A pintura abaixo deste parágrafo não é um Jackson Pollock. Chamado o “Pai” do Expressionismo Abstracto, Pollock surge como figura mitológica na arte do séc. XX: o arquétipo do artista marginal, bêbado, problemático, que despreza as convenções da sociedade – criando à sua passagem uma nova forma de expressão; puro e animalesco, completamente individual. Pollock foi a materialização do espírito Americano, da American Way: Do it your own way.
Esta pintura é anterior ao Expressionismo Abstracto. Chama-se Untitled, e é de uma pintora: Janet Sobel.
De origem ucraniana, nascida em 1894, Jennie Lechovsky viaja para os Estados Unidos da América em 1908 e instala-se em Brooklyn. Casa-se com Max Sobel de quem tem quatro filhos. Um deles, Sol Sobel, estuda pintura e leva para casa as suas tintas e pincéis. Em 1939, Janet começa a fazer alguns desenhos às escondidas, eventualmente sendo descoberta pelo filho, que a encoraja a continuar a pintar. Embora ao princípio a sua pintura seja figurativa e naïf, Sobel começa a pintar figuras cada vez menos reconhecíveis, eventualmente fazendo experiências que são já completamente abstractas. É nesta fase que Sol apresenta o trabalho de Sobel a diferentes galeristas; embora alguns a considerem apenas uma dona de casa de meia idade a brincar aos pintores, outros ficam genuinamente interessados. Aquilo que Sobel fazia completamente novo e estranha. A tinta escorria pela tela, salpicava-a de uma forma completamente aleatória, que ao mesmo tempo mostrava uma graciosidade diáfana. Eram monstros delicados. Ninguém menos que a própria Peggy Guggenheim, torna-se sua admiradora e mentora. Numa mostra colectiva de 1945 intitulada “The Women”, Janet Sobel expõe trabalho. No ano seguinte, tem direito a uma exposição a solo na galeria de Guggenheim. Clement Greenberg, que viria a ser um dos maiores críticos arte americanos do século, visitou a exposição com o amigo Jackson Pollock, e descreveu no seu diário o impacto que a pintura de Sobel teve nos dois. Um ano depois, Pollock começa a fazer as suas famosas drip paintings.
A partir daqui, o rasto de Janet Sobel começa a apagar-se: em 1947 o marido abre uma fábrica de bijuteria em New Jersey, e toda a família muda-se para lá. Longe do centro de cultura de Manhattan, longe das galerias e críticos, a memória da pintura de Janet vai definhando.

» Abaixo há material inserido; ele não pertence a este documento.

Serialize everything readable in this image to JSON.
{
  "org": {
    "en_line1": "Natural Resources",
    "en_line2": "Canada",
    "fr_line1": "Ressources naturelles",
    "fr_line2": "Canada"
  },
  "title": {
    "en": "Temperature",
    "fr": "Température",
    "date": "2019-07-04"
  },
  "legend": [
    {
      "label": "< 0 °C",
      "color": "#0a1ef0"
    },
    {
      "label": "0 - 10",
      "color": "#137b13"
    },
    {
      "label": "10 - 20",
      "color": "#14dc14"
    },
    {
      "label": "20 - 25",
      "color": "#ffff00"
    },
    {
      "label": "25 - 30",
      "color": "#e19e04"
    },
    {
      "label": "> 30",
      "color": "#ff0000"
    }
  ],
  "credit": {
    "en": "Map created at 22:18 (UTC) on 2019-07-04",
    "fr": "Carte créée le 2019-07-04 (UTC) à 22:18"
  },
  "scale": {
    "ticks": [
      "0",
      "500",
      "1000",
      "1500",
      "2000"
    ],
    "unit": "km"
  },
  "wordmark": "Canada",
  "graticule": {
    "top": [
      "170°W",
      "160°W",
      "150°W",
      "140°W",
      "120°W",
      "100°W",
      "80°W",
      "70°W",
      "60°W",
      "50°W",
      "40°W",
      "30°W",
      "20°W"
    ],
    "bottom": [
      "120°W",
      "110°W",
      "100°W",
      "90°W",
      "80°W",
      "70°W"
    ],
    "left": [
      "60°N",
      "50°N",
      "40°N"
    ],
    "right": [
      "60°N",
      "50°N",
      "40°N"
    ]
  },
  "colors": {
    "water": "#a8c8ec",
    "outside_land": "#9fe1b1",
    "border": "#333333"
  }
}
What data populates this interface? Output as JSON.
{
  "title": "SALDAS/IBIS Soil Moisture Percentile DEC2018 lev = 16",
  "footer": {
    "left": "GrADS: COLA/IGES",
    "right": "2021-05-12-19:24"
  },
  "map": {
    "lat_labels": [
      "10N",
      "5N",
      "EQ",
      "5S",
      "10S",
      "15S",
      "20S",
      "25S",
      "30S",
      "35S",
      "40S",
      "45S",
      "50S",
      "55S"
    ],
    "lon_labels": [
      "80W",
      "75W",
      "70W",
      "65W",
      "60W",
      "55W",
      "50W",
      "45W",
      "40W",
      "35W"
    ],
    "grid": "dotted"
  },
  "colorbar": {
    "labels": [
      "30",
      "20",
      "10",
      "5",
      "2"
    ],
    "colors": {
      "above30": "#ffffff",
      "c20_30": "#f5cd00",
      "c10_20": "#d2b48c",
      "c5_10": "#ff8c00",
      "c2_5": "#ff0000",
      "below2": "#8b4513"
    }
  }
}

Não quero afirmar que Pollock “roubou a ideia” a Sobel – isso é um absurdo. As ideias não se roubam, e Pollock criou uma linguagem própria e sistematizada; só lamento que nunca tenha dado crédito à dona de casa, mãe de quatro, e não-formada em artes, que abriu o caminho para ele. Janet Sobel é uma artista que felizmente tem vindo a ser re-descoberta nos últimos 20 anos – um símbolo da forma como as mulheres estão (e estão) abaixo dos homens no mundo da Arte, e também da forma como a língua, a idade, a nacionalidade,a formação académica, o desfasamento que existe entre centros e periferias culturais – tudo isto afecta os artistas. Quer sejam mulheres ou homens.
É uma entre tantas outras, como Rosa Bonheur, Joana do Salitre, Helen Martins, Judith Scott, Mierle Laaderman-Ukeles, Adrian Piper, Mary Cassatt, Ana Mendieta, Sarah Affonso, Gina Pane, Berthe Morisot… A lista continua e continua. Um território fértil para @s amantes de Arte, a pedir para ser descoberto.
Feliz Dia da Mulher, a todas e a todos – eu não discrimino!